Reporter Jay Miller quotes me and mentions this site in an article on ADA mass-filing operators; the piece should be available on a registration basis for a few more days before becoming subscriber-only (Jay Miller, “Flood of lawsuits filed under Disabilities Act”, Financial Week, May 28). This site has been covering ADA filing mills for years and years; see Apr. 15, Mar. 27, and many other entries on our disabled-rights page.

May 30 roundup

  • Both sides agree to drop litigation in Islamic Society of Boston mosque-building controversy (Herald, Globe; earlier here, etc.)

  • Australia’s Slater & Gordon becomes world’s first law firm to list itself on stock exchange (SMH, Ribstein; Regan/MacEwen/Ribstein; more)
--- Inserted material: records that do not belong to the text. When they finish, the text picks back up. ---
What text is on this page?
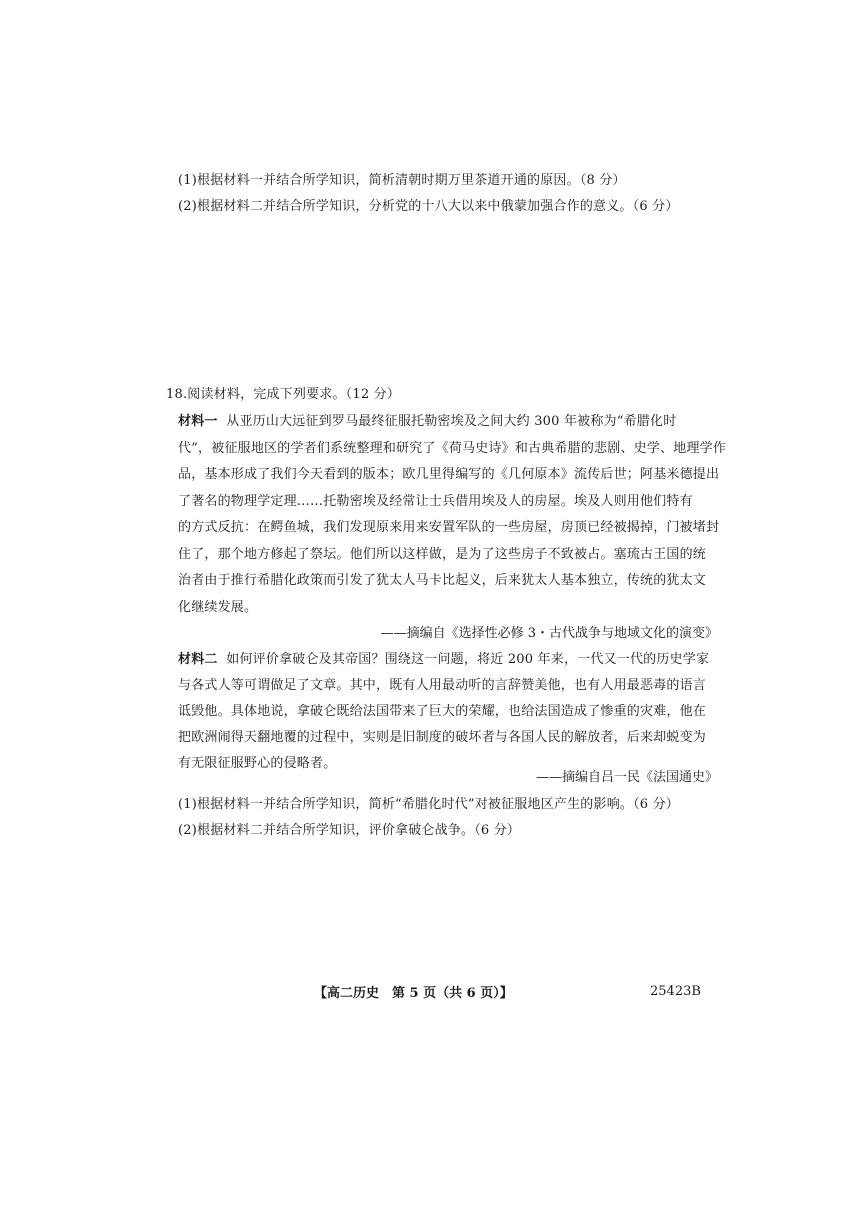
(1)根据材料一并结合所学知识，简析清朝时期万里茶道开通的原因。（8 分）
(2)根据材料二并结合所学知识，分析党的十八大以来中俄蒙加强合作的意义。（6 分）
18.阅读材料，完成下列要求。（12 分）
材料一 从亚历山大远征到罗马最终征服托勒密埃及之间大约 300 年被称为“希腊化时
代”，被征服地区的学者们系统整理和研究了《荷马史诗》和古典希腊的悲剧、史学、地理学作
品，基本形成了我们今天看到的版本；欧几里得编写的《几何原本》流传后世；阿基米德提出
了著名的物理学定理……托勒密埃及经常让士兵借用埃及人的房屋。埃及人则用他们特有
的方式反抗：在鳄鱼城，我们发现原来用来安置军队的一些房屋，房顶已经被揭掉，门被堵封
住了，那个地方修起了祭坛。他们所以这样做，是为了这些房子不致被占。塞琉古王国的统
治者由于推行希腊化政策而引发了犹太人马卡比起义，后来犹太人基本独立，传统的犹太文
化继续发展。
——摘编自《选择性必修 3・古代战争与地域文化的演变》
材料二 如何评价拿破仑及其帝国？围绕这一问题，将近 200 年来，一代又一代的历史学家
与各式人等可谓做足了文章。其中，既有人用最动听的言辞赞美他，也有人用最恶毒的语言
诋毁他。具体地说，拿破仑既给法国带来了巨大的荣耀，也给法国造成了惨重的灾难，他在
把欧洲闹得天翻地覆的过程中，实则是旧制度的破坏者与各国人民的解放者，后来却蜕变为
有无限征服野心的侵略者。
——摘编自吕一民《法国通史》
(1)根据材料一并结合所学知识，简析“希腊化时代”对被征服地区产生的影响。（6 分）
(2)根据材料二并结合所学知识，评价拿破仑战争。（6 分）
【高二历史　第 5 页（共 6 页）】	25423B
  • Colo. bar-restitution fund strained after lawyer who “hoped to save the world” plunders $5 million from clients to fuel strip-club-enhanced lifestyle (Rocky Mountain News)

  • A trend? Another restaurant sues over negative review (Delmonico Grill in Port St. Lucie, Fla. against Scripps Treasure Coast Newspapers and reviewer Patricia Smith; Hometown News)(earlier)

  • Ontario appeals court deems bite of West Nile-infected mosquito to be “accident” triggering insurance coverage [Harikari]

  • Nanny may I? Chicago bans actors on stage from smoking as part of theatrical performance (Lambert); Vancouver condo owner faces suit for smoking on her own patio (AHN, Vancouver Sun); Montgomery County, Md. becomes first county to vote to ban trans fats (Gillespie)

  • Nevada bench colleagues intervene with Judge Elizabeth Halverson: it’s just not done to call your clerk “The Antichrist” or ask court staff to give you foot rubs (Morrison, LVRJ). More: Above the Law;

  • Midwifery in crisis: one D.C. birthing center’s struggle to keep its doors open (WaPo)

  • Some advice: if you’re claiming disability benefit, you might not want to enter and win a strongman competition in which you lift the front end of a car (Telegraph, U.K.)

  • Judge rejects Utah lawyer’s claim that CBS should pay him $5,000 for exposing him to Janet Jackson’s Super Bowl wardrobe malfunction (three years ago on Overlawyered)

Oz: “Bullied teen awarded income for life”

Australia: “A bullied teenager will receive substantial damages and an income for life after a Supreme Court judge found NSW educational authorities failed in their duty of care to deal with playground assaults and bullying.” The court heard testimony that Benjamin Cox, now 18 years of age, was severely bullied at school by an older, disturbed pupil. ‘In her judgement, delivered today, Justice Carolyn Simpson commented that Mr Cox’s “adolescence has been all but destroyed; his adulthood will not be any better. He will never know the satisfaction of employment. He will suffer anxiety and depression, almost certainly, for the rest of his life'”. Cox’s mother said that because of the bad experience with classmates her son “didn’t like crowds, he didn’t like teachers, didn’t like the work,” and “just locks himself in his room playing PlayStation games”. The New South Wales state government may appeal the A$1 million verdict. (Leonie Lamont, Sydney Morning Herald, May 14; “Govt considers appeal on bullied boy”, AAP/Melbourne Age, May 22).

“Spyware maker sues antispyware maker”

“An outfit accused of having a long history of making spyware has sued PC Tools, the maker of Spyware Doctor for preventing its product from working.” (Nick Farrell, The Inquirer, May 21). Reports InfoWorld:

According to a posting on a blog called Spamnotes.com, Zango is seeking at least $35 million in damages, alleging that Spyware Doctor removes Zango’s software without warning users that it will be deleted. The lawsuit was filed Tuesday in King County Superior Court in Seattle, according to Spamnotes.com.

Formerly known as 180solutions, Zango is trying to clean up its tarnished reputation. In November it paid $3 million to settle U.S. Federal Trade Commission charges that its software was being installed deceptively on PCs.

PC users have complained that the software has been installed without warning, forcing them to endure unwanted pop-up ads. The company has also been accused of tracking user behavior and making its software too difficult to remove.

(Robert McMillan, “Zango sues antispyware vendor PC Tools”, May 18; Slashdot thread; Grant Gross, “FTC settles with adware company”, InfoWorld, Nov. 3; Jeremy Kirk, “Reformed adware vendor still under fire”, Jul. 17; Slashdot thread, Jul. 10, 2006).